Que défendiez-vous dans votre livre « Racée » ?

Les mots… Parce qu’il y a les mots qui nous séparent : « souchien », « racisé » Typiquement, j’y range « rescapée ». Ils étiquettent. Selon votre couleur de peau, vous devez penser ceci, vous devez être contre ça, ou vous taire, surtout quand vous êtes femme. Après il y a les mots qui ne vont nulle part. A force de mettre « vivre ensemble » à toutes les sauces, ou « diversité » sans réelle action forte – en ce moment, c’est « le narratif » –, les politiques participent du fait que les gens crient au lieu de parler.

Enfin, heureusement, il y a les mots qui réparent : « écoute », « création », « signature », « créolisation » Tout en se réappropriant son nom, son prénom pour ne plus être enfermés dans des identités carcérales, mais dans des identités de citoyens ouverts. Médine aujourd’hui me renvoie à ça : les Noirs devraient tous penser la même chose. Alors que la sortie de l’esclavage, c’est justement que tu puisses ne pas être d’accord avec un autre Noir. On accède à la citoyenneté quand on n’est pas d’accord, dans le dialogue et dans la construction. C’est ça la réparation.

Votre père était professeur à l’université de Tours ; votre mère, libraire… En opposition, Médine se définit comme un enfant des quartiers.

S’il savait. Ma mère est devenue libraire à la force de son travail. Juive, elle est née en 1940 – pas une bonne année pour naître. Elle a vécu cinq ans cachée. On lui a changé son nom, Hertz, en Renard. Là où est né mon père, il n’y avait pas d’eau, pas d’électricité. Simplement, il était amoureux des livres, il lisait les soirs de pleine lune et considérait que l’origine de l’homme, c’est la bibliothèque. A 90 ans, il fait partie de cette génération qui a vécu les indépendances de plein fouet, le racisme. Oui, il est devenu prof à la fac à Tours, mais mes parents sont partis de rien.

Médine dans ses excuses dit qu’il ne savait pas que votre mère était juive.

Ce n’est pas crédible.

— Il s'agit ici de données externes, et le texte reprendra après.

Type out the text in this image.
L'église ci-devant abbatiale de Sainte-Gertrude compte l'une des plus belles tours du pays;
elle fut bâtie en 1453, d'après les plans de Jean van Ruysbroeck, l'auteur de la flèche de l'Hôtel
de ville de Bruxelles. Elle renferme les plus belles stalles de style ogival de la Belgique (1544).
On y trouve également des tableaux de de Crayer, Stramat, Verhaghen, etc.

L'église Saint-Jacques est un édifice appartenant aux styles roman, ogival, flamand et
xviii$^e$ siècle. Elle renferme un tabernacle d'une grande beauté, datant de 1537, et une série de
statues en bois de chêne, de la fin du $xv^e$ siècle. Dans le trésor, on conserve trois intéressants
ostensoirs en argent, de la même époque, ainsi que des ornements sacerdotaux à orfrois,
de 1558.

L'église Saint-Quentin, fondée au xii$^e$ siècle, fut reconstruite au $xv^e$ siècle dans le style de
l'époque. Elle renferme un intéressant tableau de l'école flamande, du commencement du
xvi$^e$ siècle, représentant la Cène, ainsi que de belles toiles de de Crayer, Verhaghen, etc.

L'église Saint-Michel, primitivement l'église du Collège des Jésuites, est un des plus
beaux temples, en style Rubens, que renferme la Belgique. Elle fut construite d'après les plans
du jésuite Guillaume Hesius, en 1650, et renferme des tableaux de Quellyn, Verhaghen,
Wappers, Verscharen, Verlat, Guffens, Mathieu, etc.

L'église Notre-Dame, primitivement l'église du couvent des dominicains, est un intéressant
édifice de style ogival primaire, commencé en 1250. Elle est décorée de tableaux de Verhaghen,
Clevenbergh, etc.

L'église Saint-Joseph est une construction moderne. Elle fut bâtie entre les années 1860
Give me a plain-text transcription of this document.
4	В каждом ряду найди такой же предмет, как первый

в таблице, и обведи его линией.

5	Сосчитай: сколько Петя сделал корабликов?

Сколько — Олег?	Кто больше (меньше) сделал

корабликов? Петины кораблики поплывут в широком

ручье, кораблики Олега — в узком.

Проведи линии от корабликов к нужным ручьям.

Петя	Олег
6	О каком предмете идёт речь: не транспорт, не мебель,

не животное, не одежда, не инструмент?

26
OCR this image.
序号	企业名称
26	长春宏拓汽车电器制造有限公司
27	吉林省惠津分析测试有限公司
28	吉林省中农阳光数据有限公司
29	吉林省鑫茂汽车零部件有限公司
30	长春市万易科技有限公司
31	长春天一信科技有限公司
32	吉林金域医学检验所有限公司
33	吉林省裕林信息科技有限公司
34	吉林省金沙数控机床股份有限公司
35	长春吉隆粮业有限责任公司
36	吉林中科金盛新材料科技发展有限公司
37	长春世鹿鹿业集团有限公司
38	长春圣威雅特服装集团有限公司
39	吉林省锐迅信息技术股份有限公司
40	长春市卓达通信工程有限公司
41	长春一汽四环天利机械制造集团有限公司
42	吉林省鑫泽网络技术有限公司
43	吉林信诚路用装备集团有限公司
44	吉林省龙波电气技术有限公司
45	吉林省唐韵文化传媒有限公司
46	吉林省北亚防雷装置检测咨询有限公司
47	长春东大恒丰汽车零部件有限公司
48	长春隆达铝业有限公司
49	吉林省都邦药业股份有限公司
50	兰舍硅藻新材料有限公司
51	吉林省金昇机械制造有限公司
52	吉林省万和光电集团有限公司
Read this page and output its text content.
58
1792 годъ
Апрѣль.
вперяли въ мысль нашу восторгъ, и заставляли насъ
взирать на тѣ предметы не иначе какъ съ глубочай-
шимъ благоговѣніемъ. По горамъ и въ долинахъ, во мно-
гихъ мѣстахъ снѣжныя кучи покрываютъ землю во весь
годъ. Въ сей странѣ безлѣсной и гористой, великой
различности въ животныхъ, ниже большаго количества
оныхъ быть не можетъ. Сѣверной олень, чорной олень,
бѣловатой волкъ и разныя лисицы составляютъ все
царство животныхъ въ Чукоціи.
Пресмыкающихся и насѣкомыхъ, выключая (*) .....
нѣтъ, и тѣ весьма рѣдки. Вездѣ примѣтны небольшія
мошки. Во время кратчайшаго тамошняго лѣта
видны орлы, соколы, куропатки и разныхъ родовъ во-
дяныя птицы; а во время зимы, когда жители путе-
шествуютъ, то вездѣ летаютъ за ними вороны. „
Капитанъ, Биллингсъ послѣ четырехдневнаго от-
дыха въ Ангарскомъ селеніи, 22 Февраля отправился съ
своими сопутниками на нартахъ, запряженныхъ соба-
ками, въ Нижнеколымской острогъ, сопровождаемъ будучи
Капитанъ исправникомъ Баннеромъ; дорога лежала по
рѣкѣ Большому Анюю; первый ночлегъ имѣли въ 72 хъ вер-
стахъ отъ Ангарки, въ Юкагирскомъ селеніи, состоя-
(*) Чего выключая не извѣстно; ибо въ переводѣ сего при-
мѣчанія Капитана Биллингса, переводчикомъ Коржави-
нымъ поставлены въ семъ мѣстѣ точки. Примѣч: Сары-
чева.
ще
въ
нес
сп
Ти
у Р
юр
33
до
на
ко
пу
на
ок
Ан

Mathilde Panot [députée La France insoumise] avait déjà créé un tollé en utilisant le mot de « rescapée » à l’attention d’Elisabeth Borne, qui a perdu une partie de sa famille dans les camps. Sur X (anciennement Twitter), j’ai réagi justement à un message de la députée qui faisait la promotion de la venue de Médine. Je sais que je suis un casse-tête chinois pour les gens qui veulent se victimiser. Femme, noire, musulmane, juive, binationale… C’est un enfer pour eux. Tu critiques ma mère, tu es antisémite, le nom de mon père, tu es raciste. Et islamophobe parce qu’il est musulman. Mais le pire c’est femme et noire, ça, ils ne supportent pas.

Lui affirme qu’il n’a fait que se défendre face à vos attaques, que vous l’avez traité de « déchet ».

Ce n’est pas vrai. Au moment où j’apprends qu’il est invité chez Les Verts – c’est un parti qui m’est cher et que je connais bien, j’ai été au secrétariat national pour les élections européennes de 2003 et 2004 – tout le monde s’insurge, je cherche à faire un bon mot : j’écris que ses propos antisémites et homophobes répétés sont une bonne matière pour « un atelier traitement des déchets ». Il l’a pris pour lui-même, mais je ne parlais pas de lui, juste de ce qu’il disait.

En réponse, il vous renvoie au déjeuner avec Marine Le Pen auquel on vous a reproché d’avoir assisté en 2021 après la parution de votre livre.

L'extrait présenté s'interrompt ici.